A autora usa uma linguagem inflamatória para fazer extravagantes  afirmações de danos de pesticidas e fertilizantes, sem nenhuma tentativa de prover alguma evidência para apoiá-las. Ela usa o termo “alopatia”, uma palavra pejorativa sem significado inventada por Hahnemann, o criador da homeopatia, para denegrir seus principais rivais. A autora refere-se ao “princípio dos contrários” de Hipócrates, uma distorção e simplificação de suas idéias. Hipócrates foi um homem esperto, e eu gosto de pensar que, se ele estivesse vivo, ele teria rejeitado a antiga teoria dos “quatro humores” e homeopatia, e teria adotado o método científico. A autora questiona “quem mais se beneficia” das convencionais práticas na agricultura. Eu argumentaria que há benefícios para pessoas que poderiam ter morrido de fome devido a escassez de alimentos se fertilizantes e pesticidas não tivessem funcionado para aumentar a disponibilidade de alimentos. Isso não significa que as práticas correntes não devem ser melhoradas e que não devem ser feitas com mais segurança, mas descartá-las de uma só vez e substituí-las por homeopatia dificilmente é a resposta!

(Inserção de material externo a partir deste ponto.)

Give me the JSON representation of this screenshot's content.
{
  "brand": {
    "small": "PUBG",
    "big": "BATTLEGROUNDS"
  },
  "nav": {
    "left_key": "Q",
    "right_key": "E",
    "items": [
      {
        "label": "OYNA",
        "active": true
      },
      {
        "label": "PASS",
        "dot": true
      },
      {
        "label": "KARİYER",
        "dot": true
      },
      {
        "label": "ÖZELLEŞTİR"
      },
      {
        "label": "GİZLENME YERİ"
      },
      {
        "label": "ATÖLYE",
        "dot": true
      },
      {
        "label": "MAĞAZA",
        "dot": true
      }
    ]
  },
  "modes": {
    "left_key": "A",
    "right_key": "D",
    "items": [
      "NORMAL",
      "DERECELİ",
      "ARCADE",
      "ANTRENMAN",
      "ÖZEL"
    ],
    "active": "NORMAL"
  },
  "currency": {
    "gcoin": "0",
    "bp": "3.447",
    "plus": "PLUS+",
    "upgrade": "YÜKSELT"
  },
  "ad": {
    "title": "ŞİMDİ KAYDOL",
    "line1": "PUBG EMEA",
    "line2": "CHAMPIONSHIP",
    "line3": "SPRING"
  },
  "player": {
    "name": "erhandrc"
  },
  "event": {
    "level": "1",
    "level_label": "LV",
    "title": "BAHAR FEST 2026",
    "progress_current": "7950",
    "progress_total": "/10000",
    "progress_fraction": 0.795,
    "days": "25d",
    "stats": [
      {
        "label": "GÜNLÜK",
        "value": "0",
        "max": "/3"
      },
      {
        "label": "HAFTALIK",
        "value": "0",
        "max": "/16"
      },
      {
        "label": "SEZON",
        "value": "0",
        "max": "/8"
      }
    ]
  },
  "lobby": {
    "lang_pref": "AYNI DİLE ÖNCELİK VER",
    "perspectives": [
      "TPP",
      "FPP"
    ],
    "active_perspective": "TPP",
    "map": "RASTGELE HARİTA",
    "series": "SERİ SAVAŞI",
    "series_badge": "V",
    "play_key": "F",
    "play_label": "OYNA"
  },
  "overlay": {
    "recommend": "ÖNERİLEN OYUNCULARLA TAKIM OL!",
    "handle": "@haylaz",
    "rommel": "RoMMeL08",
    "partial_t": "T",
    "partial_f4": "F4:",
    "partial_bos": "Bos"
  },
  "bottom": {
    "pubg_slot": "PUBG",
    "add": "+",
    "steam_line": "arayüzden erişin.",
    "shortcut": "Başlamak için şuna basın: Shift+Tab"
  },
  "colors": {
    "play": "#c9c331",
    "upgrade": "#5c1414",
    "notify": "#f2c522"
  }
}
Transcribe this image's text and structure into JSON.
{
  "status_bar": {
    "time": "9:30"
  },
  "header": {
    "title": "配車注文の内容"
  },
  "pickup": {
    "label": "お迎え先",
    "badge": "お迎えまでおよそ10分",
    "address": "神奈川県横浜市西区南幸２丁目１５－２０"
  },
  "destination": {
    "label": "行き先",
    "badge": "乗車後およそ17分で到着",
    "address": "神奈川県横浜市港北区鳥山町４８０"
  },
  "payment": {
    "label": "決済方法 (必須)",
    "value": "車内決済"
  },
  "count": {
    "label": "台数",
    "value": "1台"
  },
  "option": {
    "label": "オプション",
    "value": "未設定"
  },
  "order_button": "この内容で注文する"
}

Eu gostaria de saber se isso é algum tipo de sátira, mas eu acho que não. A matéria está na seção “Avanços” e com o rótulo “Saúde”. A autora está nos caçoando, ou ela realmente acredita que “a homeopatia torna-se imprescindível para o equilíbrio do planeta e à saúde de todos os seres que nele vivem”? Talvez ela esteja falando de algum planeta em um universo paralelo, ou dos sonhos dela. Se a Rainha Branca de Alice no Pais das Maravilhas tentasse acreditar nisso antes do café da manhã, o cérebro dela poderia explodir.

Se isso é o que se passa por ciência no Brasil, Brasil está em apuros. Aparentemente as coisas não mudaram muito desde que Richard Feynman teve seu encontro decepcionante com o sistema de educação brasileiro. No entanto, é claro que não é justo destacar apenas o Brasil, porque essas mesmas coisas acontecem em outros países.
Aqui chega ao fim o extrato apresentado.